¿Nunca pierden?

Llevas tu cría a cuestas, mamá koala nacida en nuestro altiplano. Tu trenza raquítica, juguete del niño moreno con ojos que brillan desde tu espalda. Te rodean tus otros cachorros: dos niñas, un niño más, acaso dos. Juegan con la mercancía que vendes, madre de huipil gastado. Musgo, gallos, barba gris, collares de manzanilla del color del sol. Ranchitos. Tu edad indefinida, no puedo adivinar. Madre de pequeñitos, amamantas. Tus dientes incompletos, boca de abuela. La mirada cansada de mujer mayor. Gastada por parir y trabajar.
Tu voz encuentra entusiasmo en algún lugar invisible y vendes la mercancía como la mejor que encontraré en el mercado. Pero me convence más tu bebé koala en perraje rojo, tu trenza triste, el cansancio de tu mirada. Quisiera armar un continente de nacimientos para comprarte todo. Pero el mío es pequeño. Aún así me excedo.
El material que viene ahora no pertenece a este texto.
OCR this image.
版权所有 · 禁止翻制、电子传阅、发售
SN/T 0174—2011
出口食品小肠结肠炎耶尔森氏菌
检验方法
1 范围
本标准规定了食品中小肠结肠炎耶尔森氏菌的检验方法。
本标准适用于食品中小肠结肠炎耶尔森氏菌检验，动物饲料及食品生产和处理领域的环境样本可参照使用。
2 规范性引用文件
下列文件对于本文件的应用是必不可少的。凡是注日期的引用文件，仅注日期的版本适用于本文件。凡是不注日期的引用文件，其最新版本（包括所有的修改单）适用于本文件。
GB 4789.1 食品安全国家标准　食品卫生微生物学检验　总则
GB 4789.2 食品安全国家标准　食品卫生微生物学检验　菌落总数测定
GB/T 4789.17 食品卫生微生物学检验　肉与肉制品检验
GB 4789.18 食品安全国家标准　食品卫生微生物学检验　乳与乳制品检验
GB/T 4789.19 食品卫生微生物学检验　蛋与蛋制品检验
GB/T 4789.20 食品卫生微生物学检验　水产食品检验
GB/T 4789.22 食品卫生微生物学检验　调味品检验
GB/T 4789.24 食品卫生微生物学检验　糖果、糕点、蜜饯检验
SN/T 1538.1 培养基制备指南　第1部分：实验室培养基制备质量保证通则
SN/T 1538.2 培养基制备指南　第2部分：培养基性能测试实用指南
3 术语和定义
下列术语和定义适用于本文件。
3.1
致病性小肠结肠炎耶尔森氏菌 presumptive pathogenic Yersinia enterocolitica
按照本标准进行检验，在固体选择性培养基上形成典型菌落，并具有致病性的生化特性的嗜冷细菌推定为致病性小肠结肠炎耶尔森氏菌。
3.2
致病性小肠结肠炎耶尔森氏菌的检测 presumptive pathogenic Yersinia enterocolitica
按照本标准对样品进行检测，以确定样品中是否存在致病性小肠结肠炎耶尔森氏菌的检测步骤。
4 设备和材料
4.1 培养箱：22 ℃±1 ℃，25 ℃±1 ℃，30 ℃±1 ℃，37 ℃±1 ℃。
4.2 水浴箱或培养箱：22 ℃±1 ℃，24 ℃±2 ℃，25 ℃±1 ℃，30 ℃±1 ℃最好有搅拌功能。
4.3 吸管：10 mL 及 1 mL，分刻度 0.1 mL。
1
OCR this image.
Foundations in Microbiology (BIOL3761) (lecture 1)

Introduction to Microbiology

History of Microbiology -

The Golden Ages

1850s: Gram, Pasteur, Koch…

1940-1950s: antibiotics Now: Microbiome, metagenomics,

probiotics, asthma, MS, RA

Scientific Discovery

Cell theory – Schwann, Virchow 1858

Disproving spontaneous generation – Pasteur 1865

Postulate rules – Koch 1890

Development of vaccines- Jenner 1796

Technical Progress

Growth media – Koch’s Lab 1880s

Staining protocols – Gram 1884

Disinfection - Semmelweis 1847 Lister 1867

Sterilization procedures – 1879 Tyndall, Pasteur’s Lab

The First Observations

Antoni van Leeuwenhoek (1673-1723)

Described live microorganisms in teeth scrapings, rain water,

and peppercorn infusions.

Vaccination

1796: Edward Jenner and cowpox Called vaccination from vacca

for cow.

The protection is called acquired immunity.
Largos collares de manzanilla, varias medidas de musgo, barbita gris. ¿Dónde la pondré? 
Ocho quetzales cada medida. Dime mamá de cachorros ¿Cuánta leche podrás comprar para ellos? ¿Podrán saborear huevitos con chirmol? ¿Sólo tortillas? ¿Te alcanza el dinero que ganas en estas interminables horas de vender y competir y convencer para darles algún milagro en Navidad? Las preguntas quedan en mi garganta, sin respuesta. No quiero saber.
Llega otra compradora. Quiere mucho musgo -dice- y te pide un descuento. Regatea la mujer con voz de urraca. Incrédula yo, volteo a verla. Mala suerte la mía, mis ojos a veces hablan de más. «Nunca pierden» me susurra la compradora. ¿No ve el pesado universo que te rodea? ¿Las bocas que comerán, o no? ¿La mano pequeña que juega con los hilos de tu cabello? ¿No siente el olor a leña? ¿Cuánto cuesta una tarea de esa madera que te da calor y cocina tu frijol? «Nunca pierden» dijo.  «Nacieron perdiendo» digo, pero nadie escucha.